Before we miss this boat, here are some effective ways to capitalize on the emotions through which teachers and parents can collaborate.
1. Connected schools
Schools cannot and should not work in silos Schools that are connected to the outside world through technology and are consciously focused on building relationships with parents, policy makers and society are going to be game-changers under the education revolution. Some countries, such as the USA, call this system a driven-up school because they take advantage of the partnership to help students develop life skills that are most needed in today’s world. The most important way to build a strong partnership between parents and teachers is to develop connected schools that are open to contributions from each stakeholder.
2. Redefine the role of parents in education
A significant amount of research has shown that a well-designed curriculum failed to make an impact despite serious efforts, ignoring only the strength of the home-to-school connection. Before the onset of the epidemic, the notion of parental engagement was a marginal place in the main conversation about children’s education. Fortunately, the epidemic has changed this approach. Parents need time to be involved in curriculum development and implementation. Parents should be an integral part of the instructional core and should also be the primary contributor in defining the content.
3. Notice specific training for teachers and parents
Longitudinal studies from the Brookings Research Initiative in more than 50 countries indicate that teachers need to be trained on how to manage parent-child effects. Sometimes, parental involvement in the curriculum and distrust of technology becomes counterproductive to the partnership. Parents create a cooling effect on teachers, which causes them to stop using many new world techniques.
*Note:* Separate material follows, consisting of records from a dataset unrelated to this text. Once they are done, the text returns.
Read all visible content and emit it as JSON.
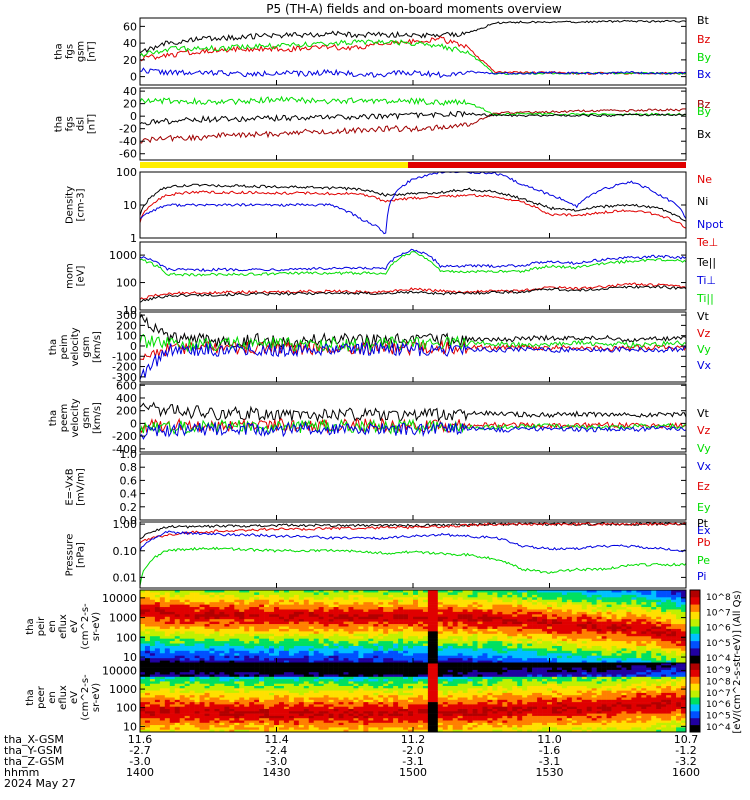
{
  "title": "P5 (TH-A) fields and on-board moments overview",
  "footer": {
    "x_gsm_label": "tha_X-GSM",
    "y_gsm_label": "tha_Y-GSM",
    "z_gsm_label": "tha_Z-GSM",
    "hhmm_label": "hhmm",
    "date": "2024 May 27",
    "x_gsm": [
      "11.6",
      "11.4",
      "11.2",
      "11.0",
      "10.7"
    ],
    "y_gsm": [
      "-2.7",
      "-2.4",
      "-2.0",
      "-1.6",
      "-1.2"
    ],
    "z_gsm": [
      "-3.0",
      "-3.0",
      "-3.1",
      "-3.1",
      "-3.2"
    ],
    "hhmm": [
      "1400",
      "1430",
      "1500",
      "1530",
      "1600"
    ]
  },
  "colorbar_label": "[eV/(cm^2-s-str-eV)] (All Qs)",
  "colors": {
    "black": "#000000",
    "red": "#e00000",
    "green": "#00dd00",
    "blue": "#0000e0",
    "darkred": "#a00000",
    "yellow": "#ffee00"
  },
  "chart_data": [
    {
      "type": "line",
      "name": "fgs",
      "ylabel": [
        "tha",
        "fgs",
        "gsm",
        "[nT]"
      ],
      "ylim": [
        -10,
        70
      ],
      "scale": "linear",
      "yticks": [
        "60",
        "40",
        "20",
        "0"
      ],
      "legend": [
        "Bt",
        "Bz",
        "By",
        "Bx"
      ],
      "series": [
        {
          "name": "Bt",
          "color": "#000000",
          "values": [
            30,
            40,
            44,
            46,
            48,
            49,
            50,
            51,
            50,
            50,
            50,
            49,
            52,
            64,
            65,
            65,
            65,
            66,
            66,
            66,
            66
          ]
        },
        {
          "name": "Bz",
          "color": "#e00000",
          "values": [
            22,
            25,
            30,
            32,
            33,
            33,
            33,
            35,
            35,
            40,
            42,
            45,
            35,
            5,
            5,
            5,
            4,
            4,
            4,
            4,
            4
          ]
        },
        {
          "name": "By",
          "color": "#00dd00",
          "values": [
            26,
            33,
            33,
            34,
            36,
            37,
            38,
            40,
            41,
            41,
            40,
            36,
            30,
            3,
            4,
            4,
            4,
            4,
            4,
            4,
            4
          ]
        },
        {
          "name": "Bx",
          "color": "#0000e0",
          "values": [
            8,
            5,
            4,
            5,
            2,
            5,
            3,
            6,
            2,
            3,
            5,
            2,
            6,
            4,
            4,
            5,
            4,
            4,
            5,
            4,
            4
          ]
        }
      ]
    },
    {
      "type": "line",
      "name": "fgs-dsl",
      "ylabel": [
        "tha",
        "fgs",
        "dsl",
        "[nT]"
      ],
      "ylim": [
        -70,
        45
      ],
      "scale": "linear",
      "yticks": [
        "40",
        "20",
        "0",
        "-20",
        "-40",
        "-60"
      ],
      "legend": [
        "Bz",
        "By",
        "Bx"
      ],
      "series": [
        {
          "name": "Bz",
          "color": "#a00000",
          "values": [
            -40,
            -35,
            -35,
            -30,
            -30,
            -28,
            -25,
            -25,
            -22,
            -20,
            -20,
            -18,
            -15,
            5,
            6,
            7,
            8,
            9,
            9,
            10,
            10
          ]
        },
        {
          "name": "By",
          "color": "#00dd00",
          "values": [
            25,
            25,
            24,
            22,
            24,
            27,
            25,
            24,
            25,
            24,
            24,
            22,
            22,
            3,
            4,
            3,
            3,
            3,
            3,
            3,
            3
          ]
        },
        {
          "name": "Bx",
          "color": "#000000",
          "values": [
            -10,
            -8,
            -5,
            -5,
            -5,
            -3,
            -3,
            -1,
            -1,
            0,
            1,
            2,
            4,
            1,
            1,
            1,
            1,
            1,
            2,
            2,
            2
          ]
        }
      ]
    },
    {
      "type": "line",
      "name": "density",
      "ylabel": [
        "Density",
        "[cm-3]"
      ],
      "ylim": [
        1,
        100
      ],
      "scale": "log",
      "yticks": [
        "100",
        "10",
        "1"
      ],
      "legend": [
        "Ne",
        "Ni",
        "Npot"
      ],
      "series": [
        {
          "name": "Ne",
          "color": "#e00000",
          "values": [
            3,
            20,
            25,
            24,
            24,
            23,
            23,
            22,
            22,
            13,
            16,
            18,
            20,
            18,
            12,
            5,
            5,
            6,
            7,
            5,
            2
          ]
        },
        {
          "name": "Ni",
          "color": "#000000",
          "values": [
            5,
            35,
            40,
            38,
            37,
            36,
            34,
            33,
            30,
            20,
            22,
            24,
            30,
            25,
            15,
            8,
            7,
            9,
            10,
            8,
            3
          ]
        },
        {
          "name": "Npot",
          "color": "#0000e0",
          "values": [
            4,
            10,
            10,
            10,
            10,
            10,
            10,
            10,
            4,
            1.3,
            60,
            100,
            100,
            90,
            40,
            20,
            9,
            30,
            50,
            20,
            4
          ]
        }
      ]
    },
    {
      "type": "line",
      "name": "temperature",
      "ylabel": [
        "mom",
        "[eV]"
      ],
      "ylim": [
        10,
        3000
      ],
      "scale": "log",
      "yticks": [
        "1000",
        "100",
        "10"
      ],
      "legend": [
        "Te⊥",
        "Te||",
        "Ti⊥",
        "Ti||"
      ],
      "series": [
        {
          "name": "Te⊥",
          "color": "#e00000",
          "values": [
            25,
            40,
            42,
            44,
            45,
            45,
            48,
            48,
            46,
            45,
            60,
            50,
            45,
            50,
            50,
            70,
            60,
            70,
            90,
            80,
            70
          ]
        },
        {
          "name": "Te||",
          "color": "#000000",
          "values": [
            20,
            33,
            35,
            36,
            38,
            38,
            40,
            42,
            40,
            40,
            45,
            40,
            40,
            45,
            45,
            60,
            50,
            60,
            70,
            70,
            60
          ]
        },
        {
          "name": "Ti⊥",
          "color": "#0000e0",
          "values": [
            900,
            300,
            280,
            300,
            300,
            300,
            320,
            320,
            330,
            320,
            1600,
            400,
            400,
            400,
            420,
            600,
            500,
            700,
            800,
            900,
            800
          ]
        },
        {
          "name": "Ti||",
          "color": "#00dd00",
          "values": [
            700,
            200,
            190,
            200,
            200,
            210,
            220,
            220,
            220,
            220,
            1300,
            250,
            250,
            250,
            260,
            400,
            350,
            500,
            600,
            700,
            600
          ]
        }
      ]
    },
    {
      "type": "line",
      "name": "ion-velocity",
      "ylabel": [
        "tha",
        "peim",
        "velocity",
        "gsm",
        "[km/s]"
      ],
      "ylim": [
        -350,
        330
      ],
      "scale": "linear",
      "yticks": [
        "300",
        "200",
        "100",
        "0",
        "-100",
        "-200",
        "-300"
      ],
      "legend": [
        "Vt",
        "Vz",
        "Vy",
        "Vx"
      ],
      "series": [
        {
          "name": "Vt",
          "color": "#000000",
          "values": [
            300,
            80,
            60,
            50,
            60,
            50,
            55,
            60,
            50,
            50,
            60,
            70,
            60,
            60,
            70,
            80,
            70,
            80,
            60,
            70,
            80
          ]
        },
        {
          "name": "Vz",
          "color": "#e00000",
          "values": [
            -100,
            -30,
            -20,
            -10,
            -20,
            -10,
            -20,
            -30,
            -20,
            -10,
            -30,
            -20,
            -10,
            -20,
            -10,
            -20,
            -10,
            -30,
            -20,
            -10,
            -20
          ]
        },
        {
          "name": "Vy",
          "color": "#00dd00",
          "values": [
            50,
            20,
            10,
            20,
            30,
            20,
            10,
            20,
            10,
            20,
            30,
            20,
            30,
            20,
            10,
            20,
            30,
            20,
            10,
            20,
            30
          ]
        },
        {
          "name": "Vx",
          "color": "#0000e0",
          "values": [
            -300,
            -40,
            -30,
            -40,
            -30,
            -40,
            -30,
            -40,
            -30,
            -40,
            -30,
            -40,
            -30,
            -40,
            -30,
            -40,
            -30,
            -40,
            -30,
            -40,
            -30
          ]
        }
      ]
    },
    {
      "type": "line",
      "name": "electron-velocity",
      "ylabel": [
        "tha",
        "peem",
        "velocity",
        "gsm",
        "[km/s]"
      ],
      "ylim": [
        -450,
        620
      ],
      "scale": "linear",
      "yticks": [
        "600",
        "400",
        "200",
        "0",
        "-200",
        "-400"
      ],
      "legend": [
        "Vt",
        "Vz",
        "Vy",
        "Vx"
      ],
      "series": [
        {
          "name": "Vt",
          "color": "#000000",
          "values": [
            300,
            200,
            180,
            150,
            160,
            140,
            130,
            150,
            140,
            130,
            120,
            140,
            150,
            160,
            140,
            130,
            150,
            140,
            130,
            140,
            130
          ]
        },
        {
          "name": "Vz",
          "color": "#e00000",
          "values": [
            -50,
            -30,
            -20,
            -40,
            -30,
            -20,
            -30,
            -40,
            -30,
            -20,
            -30,
            -40,
            -30,
            -20,
            -30,
            -40,
            -30,
            -20,
            -30,
            -40,
            -30
          ]
        },
        {
          "name": "Vy",
          "color": "#00dd00",
          "values": [
            -100,
            -60,
            -50,
            -40,
            -50,
            -60,
            -50,
            -40,
            -50,
            -60,
            -50,
            -40,
            -50,
            -60,
            -50,
            -40,
            -50,
            -60,
            -50,
            -40,
            -50
          ]
        },
        {
          "name": "Vx",
          "color": "#0000e0",
          "values": [
            -150,
            -100,
            -90,
            -80,
            -90,
            -100,
            -90,
            -80,
            -90,
            -100,
            -90,
            -80,
            -90,
            -100,
            -90,
            -80,
            -90,
            -100,
            -90,
            -80,
            -90
          ]
        }
      ]
    },
    {
      "type": "line",
      "name": "efield",
      "ylabel": [
        "E=-VxB",
        "[mV/m]"
      ],
      "ylim": [
        0,
        1
      ],
      "scale": "linear",
      "yticks": [
        "1.0",
        "0.8",
        "0.6",
        "0.4",
        "0.2",
        "0.0"
      ],
      "legend": [
        "Ez",
        "Ey",
        "Ex"
      ],
      "series": []
    },
    {
      "type": "line",
      "name": "pressure",
      "ylabel": [
        "Pressure",
        "[nPa]"
      ],
      "ylim": [
        0.004,
        1.2
      ],
      "scale": "log",
      "yticks": [
        "1.00",
        "0.10",
        "0.01"
      ],
      "legend": [
        "Pt",
        "Pb",
        "Pe",
        "Pi"
      ],
      "series": [
        {
          "name": "Pt",
          "color": "#000000",
          "values": [
            0.3,
            0.8,
            0.8,
            0.85,
            0.85,
            0.9,
            0.9,
            0.9,
            0.9,
            0.9,
            0.9,
            0.9,
            0.95,
            1.0,
            1.0,
            1.0,
            1.0,
            1.0,
            1.0,
            1.0,
            1.0
          ]
        },
        {
          "name": "Pb",
          "color": "#e00000",
          "values": [
            0.2,
            0.4,
            0.5,
            0.55,
            0.6,
            0.65,
            0.65,
            0.7,
            0.7,
            0.75,
            0.75,
            0.8,
            0.9,
            1.0,
            1.0,
            1.0,
            1.0,
            1.0,
            1.0,
            1.0,
            1.0
          ]
        },
        {
          "name": "Pe",
          "color": "#00dd00",
          "values": [
            0.005,
            0.1,
            0.12,
            0.12,
            0.11,
            0.1,
            0.1,
            0.1,
            0.1,
            0.08,
            0.09,
            0.08,
            0.07,
            0.05,
            0.02,
            0.015,
            0.02,
            0.02,
            0.03,
            0.03,
            0.03
          ]
        },
        {
          "name": "Pi",
          "color": "#0000e0",
          "values": [
            0.1,
            0.5,
            0.45,
            0.4,
            0.4,
            0.35,
            0.35,
            0.3,
            0.3,
            0.3,
            0.35,
            0.4,
            0.35,
            0.3,
            0.15,
            0.12,
            0.12,
            0.15,
            0.15,
            0.12,
            0.1
          ]
        }
      ]
    },
    {
      "type": "heatmap",
      "name": "ion-spectrogram",
      "ylabel": [
        "tha",
        "peir",
        "en",
        "eflux",
        "eV",
        "(cm^2-s-",
        "sr-eV)"
      ],
      "ylim": [
        5,
        25000
      ],
      "scale": "log",
      "yticks": [
        "10000",
        "1000",
        "100",
        "10"
      ],
      "colorbar_ticks": [
        "10^8",
        "10^7",
        "10^6",
        "10^5",
        "10^4"
      ],
      "dominant_energy": [
        2000,
        1500,
        1400,
        1300,
        1300,
        1200,
        1200,
        1100,
        1100,
        1100,
        1100,
        1000,
        900,
        800,
        700,
        500,
        400,
        300,
        300,
        200,
        100
      ]
    },
    {
      "type": "heatmap",
      "name": "electron-spectrogram",
      "ylabel": [
        "tha",
        "peer",
        "en",
        "eflux",
        "eV",
        "(cm^2-s-",
        "sr-eV)"
      ],
      "ylim": [
        5,
        25000
      ],
      "scale": "log",
      "yticks": [
        "10000",
        "1000",
        "100",
        "10"
      ],
      "colorbar_ticks": [
        "10^9",
        "10^8",
        "10^7",
        "10^6",
        "10^5",
        "10^4"
      ],
      "dominant_energy": [
        60,
        60,
        60,
        55,
        55,
        50,
        50,
        50,
        50,
        50,
        50,
        60,
        60,
        70,
        80,
        100,
        90,
        100,
        120,
        150,
        200
      ]
    }
  ]
}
Targeted training in EPTM management, how to avoid cooling effects from parents, and ways to win parental trust are some of the notable trainings that teachers need to play their part in the parent-teacher partnership.
Similarly, educating parents about case studies like pre-school in Ghana can help parents be the source of this cooling effect. A randomized controlled trial using longitudinal data in Ghana’s pre-schools found a significant improvement in student outcomes when parents believe in learning changes. In schools where curriculum changes have been linked to dubious practices from parents, the opposite has happened. Parental involvement was resisted in that case, and the children’s outcomes were worse than in the control group. Unfortunately, the final loser was the baby.
4. Platform for interacting
No relationship building can survive if there is a vacuum of the platform to connect. In order to accelerate the education of children on the other side of the epidemic, we need to bring our parent-teacher partnership from the margins to the center. All organizations in society need to be provided with a platform that becomes a breeding ground for trust, cooperation and respect. Listening to both sides of the story, conversations about life preparation without being limited to schooling, education as a tool for long-term recovery from the epidemic are some of the topics that these two organizations – parents and teachers – need to discuss together. Organizations, schools and governments can help by organizing meaningful seminars and conferences so that real voices can be heard.
Education is, of course, the epidemic but it is the seed through which we can grow stronger from the global crisis. The only precaution is to focus on providing an education system that is no longer obsolete or unnecessary – and rather develops on partnership and innovation for children’s learning continuity.